During the spring term, my essays were virtually error-free, despite their ever-increasing length. Our double periods would run into recess as Mr. Byfield tried to cram as much color and drama into lectures. The tide was clearly turning in England’s favor, though the French never behaved as if it was.

By Easter, the story of the struggle for supremacy in North America had become very much a three-way fight between France, England, and the Indigenous people, with the Indigenous neither losing nor gaining ground because of their shifts of allegiance.

We wrote our Easter exam very much aware that some kind of major showdown between the English and the French lay just around the corner. Both wanted control of the Great Lakes and the Mississippi basin to safeguard the supply of furs, now a major source of wealth for colonial governments.

After the massacre of England’s General Braddock at Fort Du­quesne near the present-day Pittsburg, England resolved to end France’s menacing presence in North America once and for all.

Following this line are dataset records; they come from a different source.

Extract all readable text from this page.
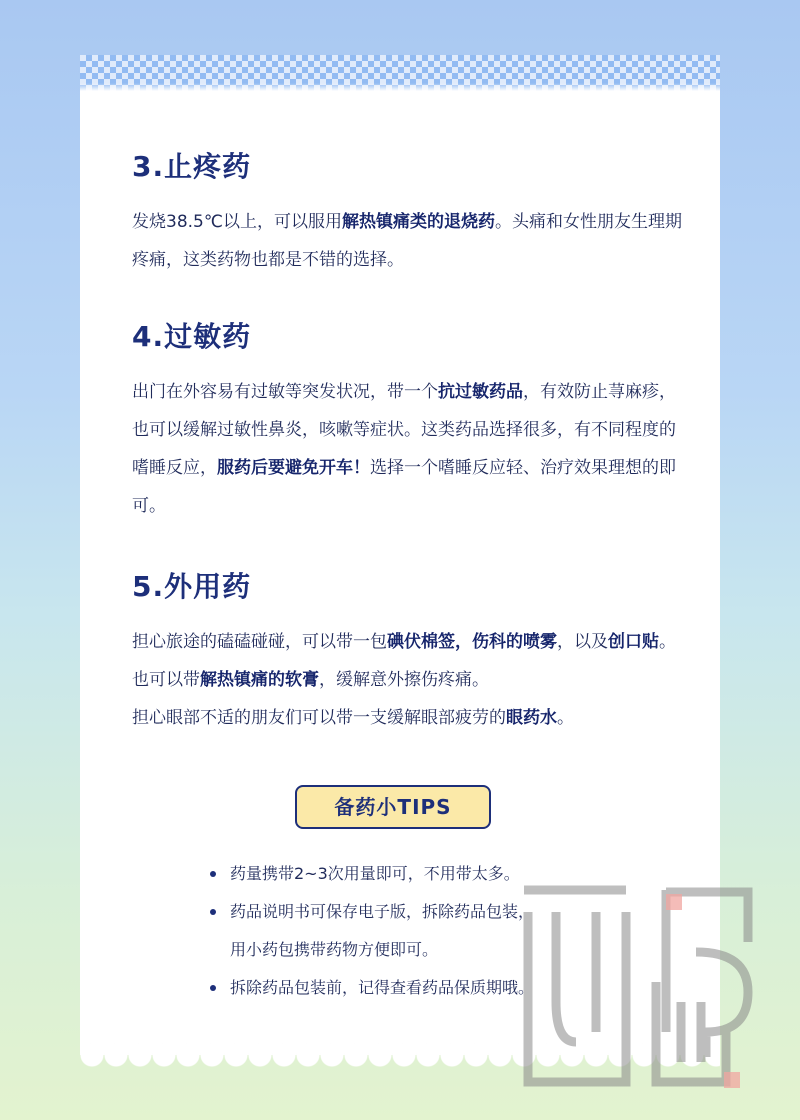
3.止疼药

发烧38.5℃以上，可以服用解热镇痛类的退烧药。头痛和女性朋友生理期疼痛，这类药物也都是不错的选择。

4.过敏药

出门在外容易有过敏等突发状况，带一个抗过敏药品，有效防止荨麻疹，也可以缓解过敏性鼻炎，咳嗽等症状。这类药品选择很多，有不同程度的嗜睡反应，服药后要避免开车！选择一个嗜睡反应轻、治疗效果理想的即可。

5.外用药

担心旅途的磕磕碰碰，可以带一包碘伏棉签，伤科的喷雾，以及创口贴。也可以带解热镇痛的软膏，缓解意外擦伤疼痛。
担心眼部不适的朋友们可以带一支缓解眼部疲劳的眼药水。

备药小TIPS
药量携带2~3次用量即可，不用带太多。
药品说明书可保存电子版，拆除药品包装，
用小药包携带药物方便即可。
拆除药品包装前，记得查看药品保质期哦。
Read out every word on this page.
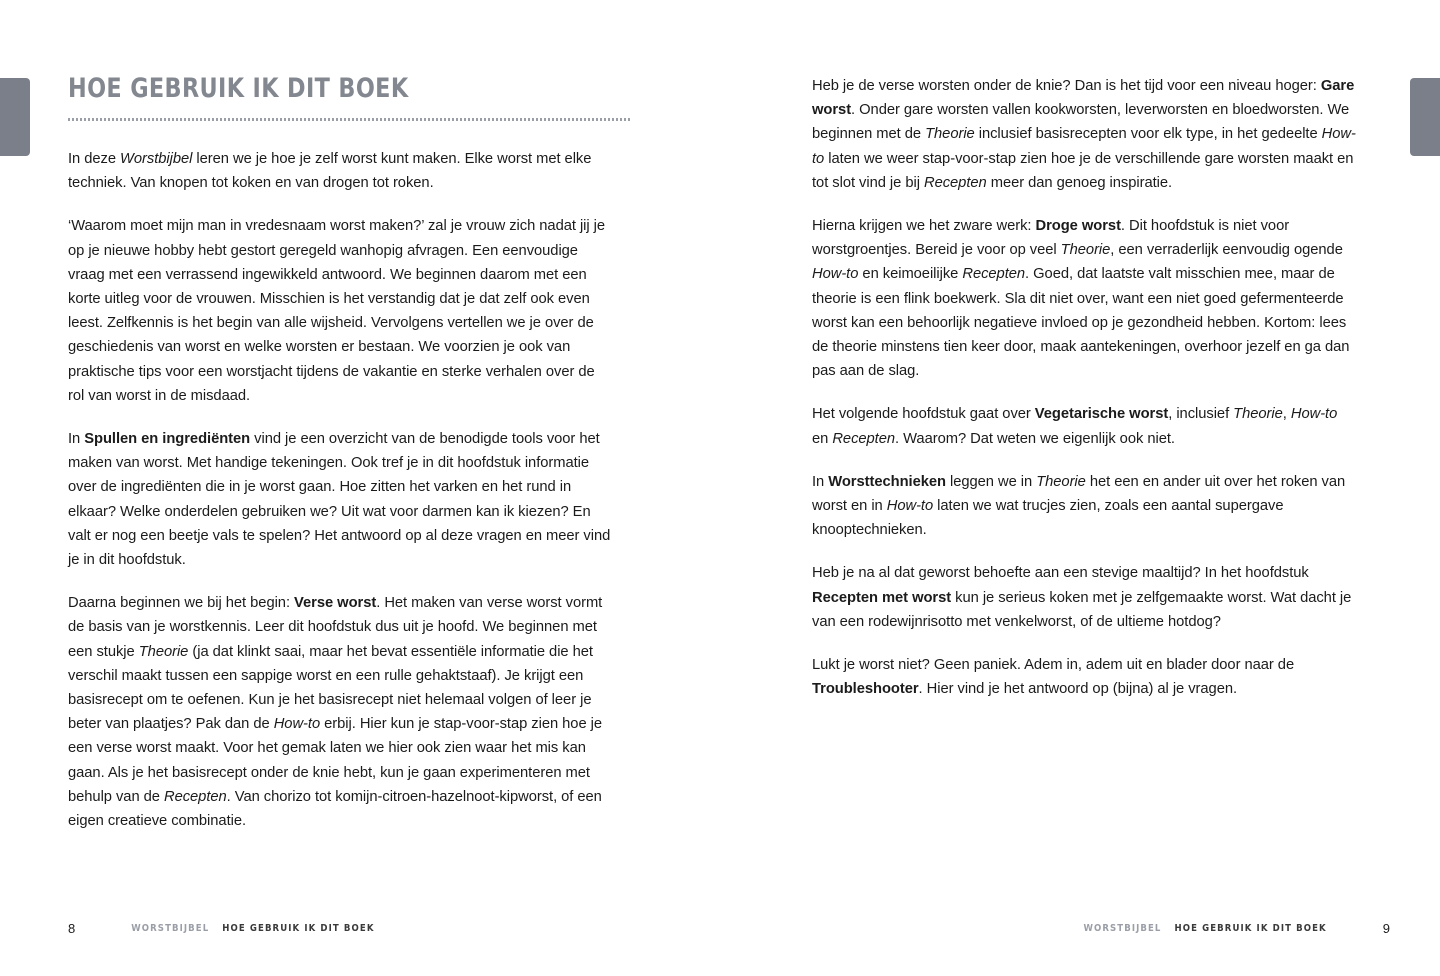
HOE GEBRUIK IK DIT BOEK

In deze Worstbijbel leren we je hoe je zelf worst kunt maken. Elke worst met elke techniek. Van knopen tot koken en van drogen tot roken.

‘Waarom moet mijn man in vredesnaam worst maken?’ zal je vrouw zich nadat jij je op je nieuwe hobby hebt gestort geregeld wanhopig afvragen. Een eenvoudige vraag met een verrassend ingewikkeld antwoord. We beginnen daarom met een korte uitleg voor de vrouwen. Misschien is het verstandig dat je dat zelf ook even leest. Zelfkennis is het begin van alle wijsheid. Vervolgens vertellen we je over de geschiedenis van worst en welke worsten er bestaan. We voorzien je ook van praktische tips voor een worstjacht tijdens de vakantie en sterke verhalen over de rol van worst in de misdaad.

In Spullen en ingrediënten vind je een overzicht van de benodigde tools voor het maken van worst. Met handige tekeningen. Ook tref je in dit hoofdstuk informatie over de ingrediënten die in je worst gaan. Hoe zitten het varken en het rund in elkaar? Welke onderdelen gebruiken we? Uit wat voor darmen kan ik kiezen? En valt er nog een beetje vals te spelen? Het antwoord op al deze vragen en meer vind je in dit hoofdstuk.

Daarna beginnen we bij het begin: Verse worst. Het maken van verse worst vormt de basis van je worstkennis. Leer dit hoofdstuk dus uit je hoofd. We beginnen met een stukje Theorie (ja dat klinkt saai, maar het bevat essentiële informatie die het verschil maakt tussen een sappige worst en een rulle gehaktstaaf). Je krijgt een basisrecept om te oefenen. Kun je het basisrecept niet helemaal volgen of leer je beter van plaatjes? Pak dan de How-to erbij. Hier kun je stap-voor-stap zien hoe je een verse worst maakt. Voor het gemak laten we hier ook zien waar het mis kan gaan. Als je het basisrecept onder de knie hebt, kun je gaan experimenteren met behulp van de Recepten. Van chorizo tot komijn-citroen-hazelnoot-kipworst, of een eigen creatieve combinatie.

8	WORSTBIJBEL HOE GEBRUIK IK DIT BOEK

Heb je de verse worsten onder de knie? Dan is het tijd voor een niveau hoger: Gare worst. Onder gare worsten vallen kookworsten, leverworsten en bloedworsten. We beginnen met de Theorie inclusief basisrecepten voor elk type, in het gedeelte How-to laten we weer stap-voor-stap zien hoe je de verschillende gare worsten maakt en tot slot vind je bij Recepten meer dan genoeg inspiratie.

Hierna krijgen we het zware werk: Droge worst. Dit hoofdstuk is niet voor worstgroentjes. Bereid je voor op veel Theorie, een verraderlijk eenvoudig ogende How-to en keimoeilijke Recepten. Goed, dat laatste valt misschien mee, maar de theorie is een flink boekwerk. Sla dit niet over, want een niet goed gefermenteerde worst kan een behoorlijk negatieve invloed op je gezondheid hebben. Kortom: lees de theorie minstens tien keer door, maak aantekeningen, overhoor jezelf en ga dan pas aan de slag.

Het volgende hoofdstuk gaat over Vegetarische worst, inclusief Theorie, How-to en Recepten. Waarom? Dat weten we eigenlijk ook niet.

In Worsttechnieken leggen we in Theorie het een en ander uit over het roken van worst en in How-to laten we wat trucjes zien, zoals een aantal supergave knooptechnieken.

Heb je na al dat geworst behoefte aan een stevige maaltijd? In het hoofdstuk Recepten met worst kun je serieus koken met je zelfgemaakte worst. Wat dacht je van een rodewijnrisotto met venkelworst, of de ultieme hotdog?

Lukt je worst niet? Geen paniek. Adem in, adem uit en blader door naar de Troubleshooter. Hier vind je het antwoord op (bijna) al je vragen.

WORSTBIJBEL HOE GEBRUIK IK DIT BOEK	9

The final battles for control of Canada were played out over near­ly six weeks of lectures. The Seven Years’ War began with the score once again being evened at a place that came to be known as Bloody Pond on the shores of Lake George, New York.

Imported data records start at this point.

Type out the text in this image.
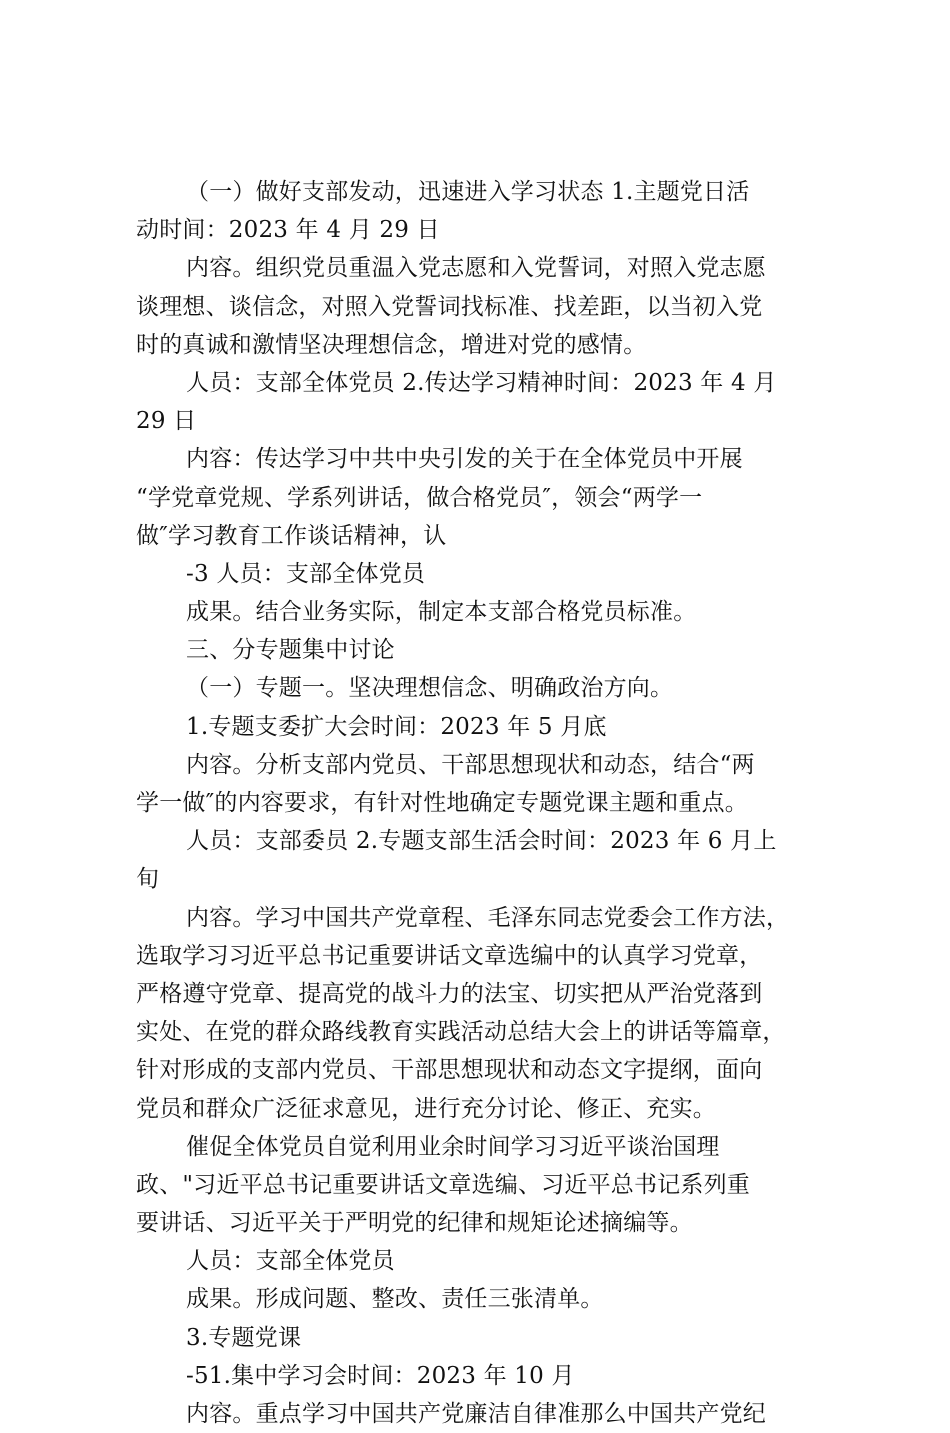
（一）做好支部发动，迅速进入学习状态 1.主题党日活
动时间：2023 年 4 月 29 日
内容。组织党员重温入党志愿和入党誓词，对照入党志愿
谈理想、谈信念，对照入党誓词找标准、找差距，以当初入党
时的真诚和激情坚决理想信念，增进对党的感情。
人员：支部全体党员 2.传达学习精神时间：2023 年 4 月
29 日
内容：传达学习中共中央引发的关于在全体党员中开展
“学党章党规、学系列讲话，做合格党员″，领会“两学一
做″学习教育工作谈话精神，认
-3 人员：支部全体党员
成果。结合业务实际，制定本支部合格党员标准。
三、分专题集中讨论
（一）专题一。坚决理想信念、明确政治方向。
1.专题支委扩大会时间：2023 年 5 月底
内容。分析支部内党员、干部思想现状和动态，结合“两
学一做″的内容要求，有针对性地确定专题党课主题和重点。
人员：支部委员 2.专题支部生活会时间：2023 年 6 月上
旬
内容。学习中国共产党章程、毛泽东同志党委会工作方法，
选取学习习近平总书记重要讲话文章选编中的认真学习党章，
严格遵守党章、提高党的战斗力的法宝、切实把从严治党落到
实处、在党的群众路线教育实践活动总结大会上的讲话等篇章，
针对形成的支部内党员、干部思想现状和动态文字提纲，面向
党员和群众广泛征求意见，进行充分讨论、修正、充实。
催促全体党员自觉利用业余时间学习习近平谈治国理
政、"习近平总书记重要讲话文章选编、习近平总书记系列重
要讲话、习近平关于严明党的纪律和规矩论述摘编等。
人员：支部全体党员
成果。形成问题、整改、责任三张清单。
3.专题党课
-51.集中学习会时间：2023 年 10 月
内容。重点学习中国共产党廉洁自律准那么中国共产党纪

There, an army of 3,500 French Canadian militia was cut to pieces by a British force of half that number. And the war ended on September 12, 1759, with General Wolfe’s middle-of-the-night assault on the Plains of Abraham and the capture of Quebec – France’s last stronghold in North America.

After the last lecture, Mr. Byfield assembled the class for the end-of-term review. He began with an explanation of what he was proposing for the final exam. We held our breath, fearing the worst. After all, he had extended the Easter exam to four hours to make sure we had enough time.

“I’ve just talked to Mr. Wiens,” said Mr. Byfield,” and he’s agreed to free up an entire day for your final history exam.”

A chorus of groans all but drowned his words. He was not amused.

“That’ll be enough,” he snapped, suddenly becoming very angry. “By George! If you think you’ve got it hard now, wait until you get out into the real world. This will seem like a Sunday picnic.

“Boy, oh, boy, you’ve all got a lot to learn. By the end of today’s review, you’re going to know enough Canadian history to last a lifetime.”

It was a brutal session. Every major name, date, and place he’d mentioned during the year he repeated again. Periodically he singled out someone to stand up and outline the causes of such and such war or the consequences of such and such treaty.

Sometimes we didn’t know and that would touch off another derisive outburst or “ratch,” as they came to be known.

The day of the exam arrived and so did the first segment. It was three hours and lasted until noon. The second, also three hours in length, kept us busy until supper time. The final session in the evening completed the eight-hour marathon. He didn’t ask us to write about everything he had taught that year but he came pretty close.

To my surprise, I ended up with 96 percent, the best mark I ever got on a final exam. It was also the only time I ever wrote one that long.


Richard de Candole has been working in British Columbia and Alberta as a reporter and editor for over 40 years. Toughest School in North America is about his five years as a student at St. John’s Cathedral Boys’ School in Selkirk, Manitoba from 1962 to 1968. Richard lives with his wife Wendy in Qualicum Beach, British Columbia.

bedard.com is serializing Toughest School in North America for your reading pleasure. I hope you enjoy it as much as I do. If you’d like to preorder a copy of the book, leave a reply below. All replies are moderated.


5 thoughts on “Chapter 9. History Marathon”

  1. What hits me about this chapter is the genesis of how generations of St. John’s boys’ papers were read, graded, and marked. There’s nothing quite like getting a paper back with one comment on it – REDO!

  2. Yes Pierre, do you remember the “Christmas Banquet” your second year where all the masters got “gag gifts:? Frank always got a bottle of whiskey but that year Greg Taylor had his mother, who somehow was able to do it, make a stamp up for PJ, with a ink stamp pad. It said “REDO”.! He had it written on so many papers.